Modificación Química en Fase Sólida de Lipasa B de Candida antarctica para mejorar sus propiedades de actividad, estabilidad y enantioselectividad

Abstract

Resumen En este trabajo, se llevó a cabo modificaciones químicas de preparaciones de lipasa B de Candida antarctica (CALB) inmovilizadas en soportes de octil-agarosa, agarosa-Bromuro Cianógeno-(BrCN) y Eupergit C usando diferentes compuestos químicos, por ej. Etilendiamina (EDA), anhídrido succínico (SA) y ácido 2,4,6-trinitrobenceno-sulfónico (TNBS). Estas modificaciones de la superficie de la enzima causó cambios en las propiedades tales como carga neta (punto isoeléctrico o balance de grupos catiónicos/aniónicos) o hidrofobicidad (solubilidad), y demostraron ser métodos prácticos para mejorar el funcionamiento del biocatalizador (estabilidad, actividad y enantioselectividad).

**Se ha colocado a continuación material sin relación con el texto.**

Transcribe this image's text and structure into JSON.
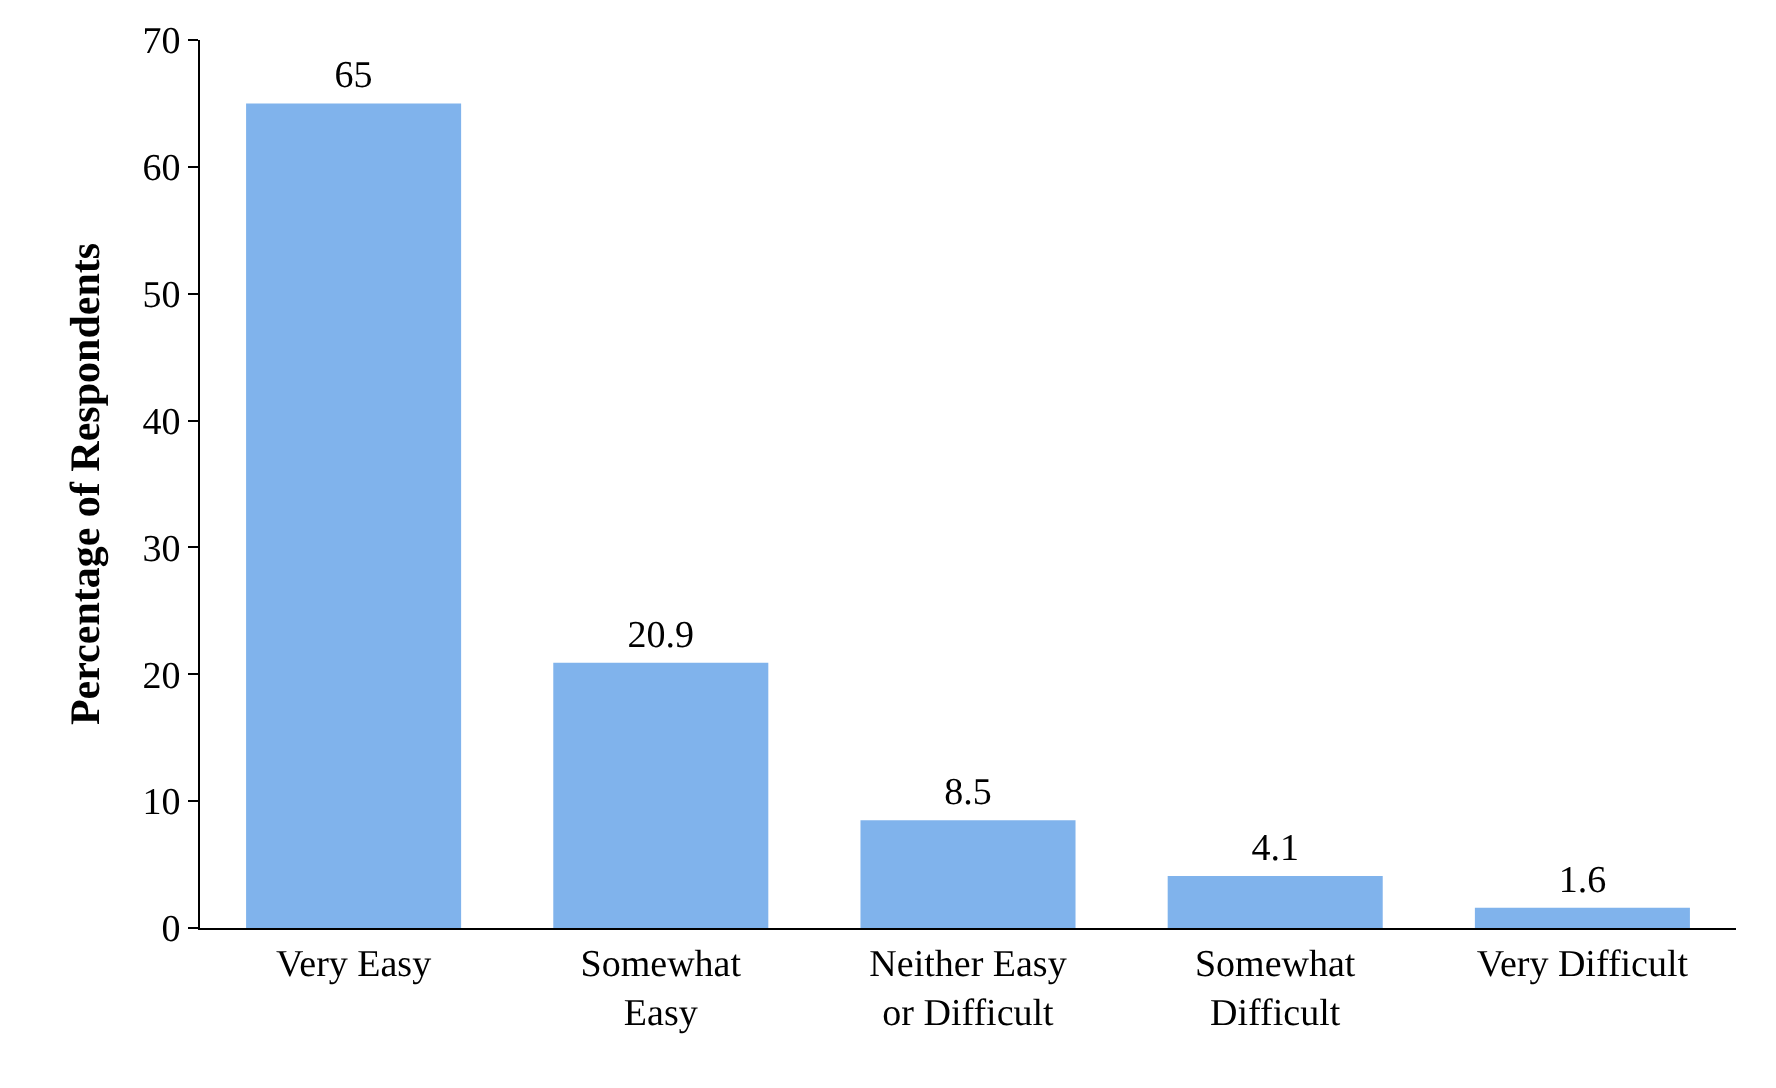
{
  "chart_data": {
    "type": "bar",
    "ylabel": "Percentage of Respondents",
    "categories": [
      "Very Easy",
      "Somewhat\nEasy",
      "Neither Easy\nor Difficult",
      "Somewhat\nDifficult",
      "Very Difficult"
    ],
    "values": [
      65,
      20.9,
      8.5,
      4.1,
      1.6
    ],
    "color": "#80b3ec",
    "ylim": [
      0,
      70
    ],
    "yticks": [
      0,
      10,
      20,
      30,
      40,
      50,
      60,
      70
    ],
    "data_labels": true,
    "legend": false
  }
}
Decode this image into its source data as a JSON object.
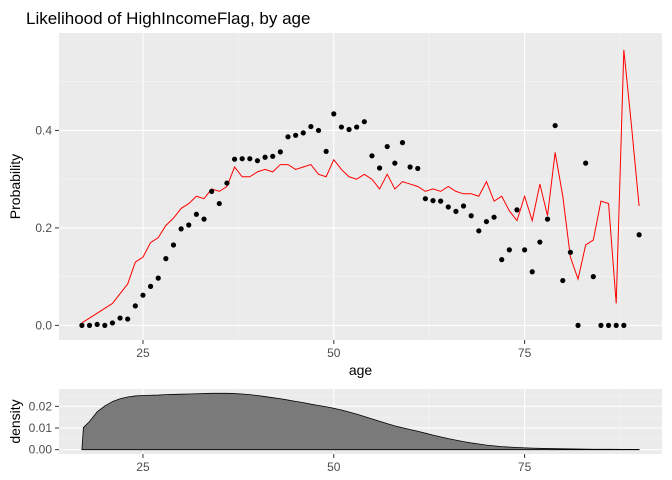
{
  "colors": {
    "panel_bg": "#ebebeb",
    "grid_major": "#ffffff",
    "grid_minor": "#f5f5f5",
    "tick": "#333333",
    "points": "#000000",
    "line": "#ff0000",
    "density_fill": "#7a7a7a",
    "density_stroke": "#000000"
  },
  "chart_data": [
    {
      "type": "scatter",
      "title": "Likelihood of HighIncomeFlag, by age",
      "xlabel": "age",
      "ylabel": "Probability",
      "xlim": [
        14,
        93
      ],
      "ylim": [
        -0.03,
        0.6
      ],
      "x_ticks": [
        25,
        50,
        75
      ],
      "y_ticks": [
        0.0,
        0.2,
        0.4
      ],
      "x_tick_labels": [
        "25",
        "50",
        "75"
      ],
      "y_tick_labels": [
        "0.0",
        "0.2",
        "0.4"
      ],
      "grid": true,
      "series": [
        {
          "kind": "points",
          "x": [
            17,
            18,
            19,
            20,
            21,
            22,
            23,
            24,
            25,
            26,
            27,
            28,
            29,
            30,
            31,
            32,
            33,
            34,
            35,
            36,
            37,
            38,
            39,
            40,
            41,
            42,
            43,
            44,
            45,
            46,
            47,
            48,
            49,
            50,
            51,
            52,
            53,
            54,
            55,
            56,
            57,
            58,
            59,
            60,
            61,
            62,
            63,
            64,
            65,
            66,
            67,
            68,
            69,
            70,
            71,
            72,
            73,
            74,
            75,
            76,
            77,
            78,
            79,
            80,
            81,
            82,
            83,
            84,
            85,
            86,
            87,
            88,
            90
          ],
          "y": [
            0.0,
            0.0,
            0.002,
            0.0,
            0.005,
            0.015,
            0.013,
            0.04,
            0.062,
            0.08,
            0.097,
            0.137,
            0.165,
            0.198,
            0.206,
            0.228,
            0.218,
            0.275,
            0.25,
            0.292,
            0.341,
            0.342,
            0.342,
            0.338,
            0.345,
            0.347,
            0.356,
            0.387,
            0.39,
            0.395,
            0.408,
            0.4,
            0.357,
            0.434,
            0.407,
            0.402,
            0.407,
            0.418,
            0.348,
            0.323,
            0.367,
            0.333,
            0.375,
            0.325,
            0.322,
            0.26,
            0.256,
            0.255,
            0.243,
            0.234,
            0.245,
            0.225,
            0.194,
            0.213,
            0.222,
            0.135,
            0.155,
            0.237,
            0.155,
            0.11,
            0.171,
            0.218,
            0.41,
            0.092,
            0.15,
            0.0,
            0.333,
            0.1,
            0.0,
            0.0,
            0.0,
            0.0,
            0.186
          ]
        },
        {
          "kind": "line",
          "x": [
            17,
            18,
            19,
            20,
            21,
            22,
            23,
            24,
            25,
            26,
            27,
            28,
            29,
            30,
            31,
            32,
            33,
            34,
            35,
            36,
            37,
            38,
            39,
            40,
            41,
            42,
            43,
            44,
            45,
            46,
            47,
            48,
            49,
            50,
            51,
            52,
            53,
            54,
            55,
            56,
            57,
            58,
            59,
            60,
            61,
            62,
            63,
            64,
            65,
            66,
            67,
            68,
            69,
            70,
            71,
            72,
            73,
            74,
            75,
            76,
            77,
            78,
            79,
            80,
            81,
            82,
            83,
            84,
            85,
            86,
            87,
            88,
            89,
            90
          ],
          "y": [
            0.005,
            0.015,
            0.025,
            0.035,
            0.045,
            0.065,
            0.085,
            0.13,
            0.14,
            0.17,
            0.18,
            0.205,
            0.22,
            0.24,
            0.25,
            0.265,
            0.26,
            0.28,
            0.275,
            0.285,
            0.325,
            0.305,
            0.305,
            0.315,
            0.32,
            0.315,
            0.33,
            0.33,
            0.32,
            0.325,
            0.33,
            0.31,
            0.305,
            0.34,
            0.32,
            0.305,
            0.3,
            0.31,
            0.3,
            0.28,
            0.31,
            0.28,
            0.295,
            0.29,
            0.285,
            0.275,
            0.28,
            0.275,
            0.285,
            0.275,
            0.27,
            0.27,
            0.265,
            0.295,
            0.255,
            0.265,
            0.235,
            0.215,
            0.265,
            0.215,
            0.29,
            0.225,
            0.355,
            0.265,
            0.14,
            0.095,
            0.165,
            0.175,
            0.255,
            0.25,
            0.045,
            0.565,
            0.41,
            0.245
          ]
        }
      ]
    },
    {
      "type": "area",
      "xlabel": "",
      "ylabel": "density",
      "xlim": [
        14,
        93
      ],
      "ylim": [
        -0.002,
        0.028
      ],
      "x_ticks": [
        25,
        50,
        75
      ],
      "y_ticks": [
        0.0,
        0.01,
        0.02
      ],
      "x_tick_labels": [
        "25",
        "50",
        "75"
      ],
      "y_tick_labels": [
        "0.00",
        "0.01",
        "0.02"
      ],
      "grid": true,
      "series": [
        {
          "x": [
            17,
            17.2,
            18,
            19,
            20,
            21,
            22,
            23,
            24,
            25,
            26,
            27,
            28,
            29,
            30,
            31,
            32,
            33,
            34,
            35,
            36,
            37,
            38,
            39,
            40,
            41,
            42,
            43,
            44,
            45,
            46,
            47,
            48,
            49,
            50,
            51,
            52,
            53,
            54,
            55,
            56,
            57,
            58,
            59,
            60,
            61,
            62,
            63,
            64,
            65,
            66,
            67,
            68,
            69,
            70,
            72,
            74,
            76,
            78,
            80,
            82,
            84,
            86,
            88,
            90
          ],
          "y": [
            0.0,
            0.0102,
            0.013,
            0.0175,
            0.0202,
            0.0222,
            0.0235,
            0.0243,
            0.0248,
            0.025,
            0.0251,
            0.0252,
            0.0254,
            0.0255,
            0.0256,
            0.0257,
            0.0258,
            0.0259,
            0.026,
            0.026,
            0.026,
            0.0259,
            0.0257,
            0.0254,
            0.025,
            0.0245,
            0.024,
            0.0235,
            0.0229,
            0.0223,
            0.0217,
            0.021,
            0.0204,
            0.0198,
            0.0191,
            0.0183,
            0.0174,
            0.0164,
            0.0153,
            0.0142,
            0.0131,
            0.012,
            0.011,
            0.0101,
            0.0093,
            0.0085,
            0.0076,
            0.0067,
            0.0059,
            0.0051,
            0.0044,
            0.0037,
            0.0031,
            0.0026,
            0.0021,
            0.0014,
            0.001,
            0.0007,
            0.0005,
            0.0004,
            0.0003,
            0.0002,
            0.0002,
            0.0001,
            0.0001
          ]
        }
      ]
    }
  ]
}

Estas alteraciones en las propiedades de la enzima por modificación química podría ser debida a cambios en la estructura de la forma activa de CALB. De esta manera, la modificación química en fase sólida de lipasas inmovilizadas podría convertirse en una herramienta poderosa en el diseño de librerías de lipasas con propiedades muy diferentes. Palabras claves: Lipasa, Candida antarctica B, enzimas, modificación química. Abstract In this work, it was carried out chemical modifications of Candida antarctica lipase B (CALB) preparations immobilized on octyl-agarose, BrCN-agarose and Eupergit-C supports using different chemical compounds, e.g. ethylenediamine (EDA), succinic anhydride (SA) and 2,4,6-trinitrobenzensulfonic acid (TNBS). These modifications of the enzyme surface caused changes in physical properties such as net charge (isoelectric point or balance of cationic/anionic groups) or hydrophobicity (solubility), and proved to be practical methods to enhance the biocatalyst performance (stability, activity and enantio-selectivity). These alterations in enzyme properties by chemical modification should be due to changes in the structure of the active form of CALB. Therefore, solid phase chemical modification of immobilized lipases may become a powerful tool in the design of lipase libraries with very different properties.